Thirdly, India’s Government must recognize that India will never be safe from further attacks from China so long as its northern neighbors, East Turkistan and Tibet, remain under Chinese occupation. Thus in this context, India being the world’s largest democracy, must play a more active role in the international fora by supporting East Turkistan and Tibet’s struggle to end the Chinese occupation of their countries and regain their independence.
India must utilize the Tibet Act passed by the United States and initiate similar bills on Tibet and East Turkistan in India’s Parliament. India should formally recognize China’s atrocities in East Turkistan as genocide while also recognizing East Turkistan and Tibet as Occupied Countries and urge other countries in the Free World, especially in the Quad, to do the same. A democratic and independent East Turkistan and Tibet is the solution to addressing the China problem that India and many countries face. India will no longer have border conflicts with China, but it will also avoid a foreseeable water war with China.
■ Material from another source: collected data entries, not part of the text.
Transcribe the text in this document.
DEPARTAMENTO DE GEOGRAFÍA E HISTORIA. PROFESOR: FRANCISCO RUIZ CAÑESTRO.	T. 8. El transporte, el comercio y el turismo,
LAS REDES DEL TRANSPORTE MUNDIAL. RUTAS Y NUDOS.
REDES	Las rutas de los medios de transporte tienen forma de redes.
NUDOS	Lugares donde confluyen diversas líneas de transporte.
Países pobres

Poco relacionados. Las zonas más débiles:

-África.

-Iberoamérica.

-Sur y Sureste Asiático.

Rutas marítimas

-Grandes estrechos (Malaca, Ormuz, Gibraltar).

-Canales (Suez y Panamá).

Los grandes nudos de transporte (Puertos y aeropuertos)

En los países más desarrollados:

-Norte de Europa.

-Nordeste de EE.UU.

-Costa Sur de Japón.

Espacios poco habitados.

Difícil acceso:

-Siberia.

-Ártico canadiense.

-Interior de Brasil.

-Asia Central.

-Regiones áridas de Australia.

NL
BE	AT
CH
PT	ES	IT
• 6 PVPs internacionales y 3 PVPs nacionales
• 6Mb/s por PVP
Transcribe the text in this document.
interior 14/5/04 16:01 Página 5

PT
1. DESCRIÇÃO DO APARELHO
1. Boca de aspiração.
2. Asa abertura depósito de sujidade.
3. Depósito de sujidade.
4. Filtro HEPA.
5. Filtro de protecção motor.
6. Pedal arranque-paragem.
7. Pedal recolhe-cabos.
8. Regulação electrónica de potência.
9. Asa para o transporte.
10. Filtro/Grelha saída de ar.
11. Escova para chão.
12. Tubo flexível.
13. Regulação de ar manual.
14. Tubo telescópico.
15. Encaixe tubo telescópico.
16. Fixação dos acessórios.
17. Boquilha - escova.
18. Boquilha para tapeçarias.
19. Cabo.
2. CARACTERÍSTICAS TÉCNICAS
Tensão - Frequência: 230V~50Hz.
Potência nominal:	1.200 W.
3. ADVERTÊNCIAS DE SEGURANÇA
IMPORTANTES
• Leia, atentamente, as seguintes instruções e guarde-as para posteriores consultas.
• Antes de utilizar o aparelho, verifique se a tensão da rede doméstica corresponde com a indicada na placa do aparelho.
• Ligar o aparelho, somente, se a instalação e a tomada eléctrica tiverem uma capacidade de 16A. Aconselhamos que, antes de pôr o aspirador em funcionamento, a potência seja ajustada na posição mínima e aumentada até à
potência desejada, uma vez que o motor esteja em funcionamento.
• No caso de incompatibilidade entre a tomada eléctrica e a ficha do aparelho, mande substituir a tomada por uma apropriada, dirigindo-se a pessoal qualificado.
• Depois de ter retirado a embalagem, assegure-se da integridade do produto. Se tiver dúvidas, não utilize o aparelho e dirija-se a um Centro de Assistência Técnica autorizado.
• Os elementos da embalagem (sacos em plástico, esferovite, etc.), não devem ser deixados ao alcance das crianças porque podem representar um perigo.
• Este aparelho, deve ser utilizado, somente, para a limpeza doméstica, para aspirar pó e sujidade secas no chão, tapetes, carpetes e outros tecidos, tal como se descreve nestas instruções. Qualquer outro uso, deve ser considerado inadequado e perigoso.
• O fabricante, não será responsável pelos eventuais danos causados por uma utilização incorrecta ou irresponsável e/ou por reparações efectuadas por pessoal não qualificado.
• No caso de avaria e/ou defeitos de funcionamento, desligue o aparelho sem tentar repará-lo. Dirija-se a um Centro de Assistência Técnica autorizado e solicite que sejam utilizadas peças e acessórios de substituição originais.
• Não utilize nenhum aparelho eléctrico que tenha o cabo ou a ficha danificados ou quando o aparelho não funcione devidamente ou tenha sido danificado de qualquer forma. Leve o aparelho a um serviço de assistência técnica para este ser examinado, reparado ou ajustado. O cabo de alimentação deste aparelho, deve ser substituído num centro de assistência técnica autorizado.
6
India must utilize its unique position as the world’s largest democracy and a rising economic powerhouse to create new international institutions and cooperations to lead the world in addressing China’s ever-increasing threat to humanity. ASEAN states being lower riparian states of the Mekong River similar to the Brahmaputra River for India and Bangladesh, where China has also been diverting water from, are also in grave danger. India must form a consortium with ASEAN nations and prevent China from cutting off access to much-needed natural water supplies that would have a devastating effect on humanity.